How Can I (Politely) Tell A Guest That It's Time to Leave?
Q. I have a friend who never wants to leave my house. Usually she doesn’t take the hint until I tell her that I need to go to bed. Last New Year’s Eve, she stayed until 3 a.m., when I finally kicked her out. Is there a nice way to ask her to hit the road much earlier?
Tamara Klatsky Epstein
A. I, too, have a friend who is a “long stayer.” Would it surprise you to learn that she has the opposite gripe about me—that I leave too early? Although, truthfully, I’m not the one who’s the problem. I married a man who likes to go to bed at a “reasonable” hour (defined as no later than 10:30 p.m., unless football is on TV).
Despite our philosophical differences over the ideal length of a social engagement, she and I, along with our husbands, still like one another a lot. So we handle the situation by acknowledging it, most often with a joke.

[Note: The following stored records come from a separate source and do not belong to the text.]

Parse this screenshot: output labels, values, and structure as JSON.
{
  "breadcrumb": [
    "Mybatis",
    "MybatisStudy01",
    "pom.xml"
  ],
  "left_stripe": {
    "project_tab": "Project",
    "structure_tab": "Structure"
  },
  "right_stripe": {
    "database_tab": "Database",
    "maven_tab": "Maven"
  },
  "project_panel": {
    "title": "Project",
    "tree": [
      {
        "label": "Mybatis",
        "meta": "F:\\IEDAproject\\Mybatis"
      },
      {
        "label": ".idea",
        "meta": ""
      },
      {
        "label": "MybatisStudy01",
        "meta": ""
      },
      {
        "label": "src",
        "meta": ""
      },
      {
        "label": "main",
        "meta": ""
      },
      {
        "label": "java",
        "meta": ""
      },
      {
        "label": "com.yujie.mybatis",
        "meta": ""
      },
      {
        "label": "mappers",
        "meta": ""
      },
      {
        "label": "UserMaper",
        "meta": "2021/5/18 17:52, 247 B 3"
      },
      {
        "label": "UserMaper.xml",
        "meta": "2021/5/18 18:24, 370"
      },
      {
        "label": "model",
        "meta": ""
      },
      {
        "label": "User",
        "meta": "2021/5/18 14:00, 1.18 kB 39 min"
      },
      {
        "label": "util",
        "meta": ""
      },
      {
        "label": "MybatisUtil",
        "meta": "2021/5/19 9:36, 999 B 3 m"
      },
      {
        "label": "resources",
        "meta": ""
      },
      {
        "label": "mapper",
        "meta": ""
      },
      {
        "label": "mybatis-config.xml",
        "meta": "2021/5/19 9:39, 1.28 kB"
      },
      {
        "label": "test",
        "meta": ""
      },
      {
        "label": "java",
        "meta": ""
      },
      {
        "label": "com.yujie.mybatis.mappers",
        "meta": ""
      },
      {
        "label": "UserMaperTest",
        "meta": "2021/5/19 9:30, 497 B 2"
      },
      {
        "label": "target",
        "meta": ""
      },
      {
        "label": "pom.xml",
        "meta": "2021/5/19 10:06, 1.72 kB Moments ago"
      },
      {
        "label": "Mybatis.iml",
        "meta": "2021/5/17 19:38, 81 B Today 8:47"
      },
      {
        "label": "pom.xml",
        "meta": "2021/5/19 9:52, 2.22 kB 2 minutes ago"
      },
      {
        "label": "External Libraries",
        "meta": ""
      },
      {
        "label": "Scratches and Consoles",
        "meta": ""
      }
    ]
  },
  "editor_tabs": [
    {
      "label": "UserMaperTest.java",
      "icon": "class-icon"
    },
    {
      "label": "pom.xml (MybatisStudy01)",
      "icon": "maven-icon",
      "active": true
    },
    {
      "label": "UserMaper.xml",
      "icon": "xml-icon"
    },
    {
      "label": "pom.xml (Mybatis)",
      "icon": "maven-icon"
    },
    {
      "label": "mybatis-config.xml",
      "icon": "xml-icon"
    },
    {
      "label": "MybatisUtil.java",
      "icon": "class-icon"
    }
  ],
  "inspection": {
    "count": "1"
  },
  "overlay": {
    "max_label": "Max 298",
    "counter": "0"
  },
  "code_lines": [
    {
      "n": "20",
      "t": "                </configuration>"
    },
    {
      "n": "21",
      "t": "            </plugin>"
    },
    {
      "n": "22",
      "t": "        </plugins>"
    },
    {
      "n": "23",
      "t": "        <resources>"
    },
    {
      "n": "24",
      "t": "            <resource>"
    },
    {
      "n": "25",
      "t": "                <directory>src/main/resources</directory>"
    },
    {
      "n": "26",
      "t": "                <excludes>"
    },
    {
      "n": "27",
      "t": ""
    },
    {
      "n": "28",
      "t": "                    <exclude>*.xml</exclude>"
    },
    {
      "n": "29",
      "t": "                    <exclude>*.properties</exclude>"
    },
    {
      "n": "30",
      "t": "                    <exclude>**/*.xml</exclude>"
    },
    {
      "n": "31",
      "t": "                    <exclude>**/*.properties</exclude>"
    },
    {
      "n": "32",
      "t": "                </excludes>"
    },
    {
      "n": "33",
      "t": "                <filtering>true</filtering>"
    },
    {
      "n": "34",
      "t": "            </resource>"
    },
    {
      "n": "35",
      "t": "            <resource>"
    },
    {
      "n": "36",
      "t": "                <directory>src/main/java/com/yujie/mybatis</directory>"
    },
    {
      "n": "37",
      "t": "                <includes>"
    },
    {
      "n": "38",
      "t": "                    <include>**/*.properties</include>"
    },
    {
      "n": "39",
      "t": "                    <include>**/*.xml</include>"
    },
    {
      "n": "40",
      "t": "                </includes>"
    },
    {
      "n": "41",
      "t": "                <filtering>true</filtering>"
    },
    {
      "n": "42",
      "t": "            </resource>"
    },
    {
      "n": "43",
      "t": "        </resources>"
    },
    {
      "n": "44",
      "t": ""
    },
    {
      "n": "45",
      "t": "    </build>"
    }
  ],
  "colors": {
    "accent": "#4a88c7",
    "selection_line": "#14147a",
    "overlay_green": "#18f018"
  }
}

During the salad course at her dinner parties, my friend often makes a general announcement along the lines of: “Say good night to Michelle now, everyone, because unless her husband had a long nap, he may not last through dessert.” At our house, if it starts getting a bit late, my husband simply heads to bed and reminds our friends to “turn off the lights on your way out.”
If your relationship with your “long stayer” hasn’t reached that level of intimacy, try this: Suggest an end time to the dinner right from the outset. For example, in the initial invitation, mention that you’ll need to “wrap things up by 11 p.m.” (or whenever you wish) because of an early-morning commitment. Or shortly after people arrive, mention that “it won’t be a late night,” given how much is on your plate at the office.
Later that evening, when you’re ready for the party to end, stand up and say to your guests, “My goodness, I’ve kept all of you hostage long enough. Why don’t I clear the dishes and let you go home to get some sleep?”